The residuals indicate that the model fits the data reasonably well, with most errors being small (the median residual is close to zero). However, the minimum and maximum residuals show some variability, suggesting occasional larger prediction errors.
Intercept (Estimate = 18.33348): This is the predicted height for a female child (reference group) when midparent height is zero. Again, while this value is not practically meaningful, it provides a baseline for the model.
midparentHeight (Estimate = 0.66075): For every 1-inch increase in midparent height, the child’s height increases by approximately 0.66 inches, holding gender constant. This coefficient is statistically significant (p < 2e-16).
gendermale (Estimate = 1.57998): The coefficient for “gendermale” suggests that, on average, male children are about 1.58 inches taller than female children, but this effect is not statistically significant (p = 0.772). This indicates that the difference in height attributed to gender alone is not strong in the context of this model.
midparentHeight:gendermale (Estimate = 0.05252): This interaction term indicates that the effect of midparent height on child height is slightly greater for males, with an additional increase of 0.052 inches for each additional inch in midparent height. However, this effect is also not statistically significant (p = 0.506), meaning that the interaction does not provide strong evidence that the relationship between midparent height and child height differs by gender.

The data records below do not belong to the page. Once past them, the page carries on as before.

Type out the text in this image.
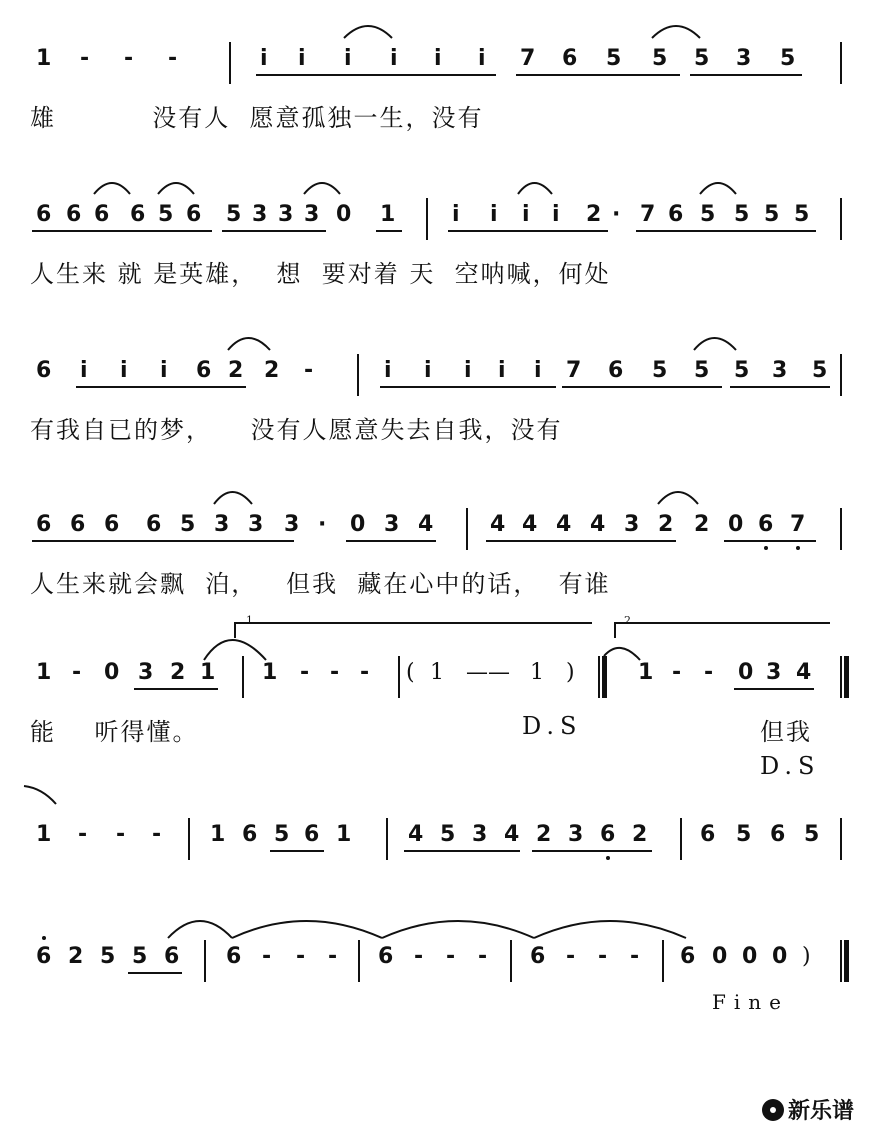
1 - - -	i i i i i i 7 6 5 5 5 3 5
雄          没有人  愿意孤独一生，没有
6 6 6 6 5 6 5 3 3 3 0 1	i i i i 2 · 7 6 5 5 5 5
人生来 就 是英雄，  想  要对着 天  空呐喊，何处
6 i i i 6 2 2 -	i i i i i 7 6 5 5 5 3 5
有我自已的梦，    没有人愿意失去自我，没有
6 6 6 6 5 3 3 3 · 0 3 4	4 4 4 4 3 2 2 0 6 7
人生来就会飘  泊，   但我  藏在心中的话，  有谁
1	2
1 - 0 3 2 1 1 - - - ( 1 —— 1 )	1 - - 0 3 4
能    听得懂。	D.S	但我
D.S
1 - - - 1 6 5 6 1	4 5 3 4 2 3 6 2 6 5 6 5
6 2 5 5 6 6 - - - 6 - - - 6 - - - 6 0 0 0 )
Fine
新乐谱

Residual standard error = 2.171: This indicates a similar level of accuracy in predicting child height compared to the previous model (which had a residual standard error of about 2.17 inches).
Multiple R-squared = 0.6334: The model explains 63.34% of the variability in child height, similar to the previous model that included only midparent height and gender without the interaction term.
Adjusted R-squared = 0.6322: This value is very close to the R-squared, suggesting that the model is appropriately specified with the additional interaction term not substantially improving the fit.
F-statistic = 535.6, p-value: < 2.2e-16: The F-statistic is high, indicating that the model as a whole is statistically significant, although the individual coefficients associated with gender and the interaction term do not provide significant additional predictive power.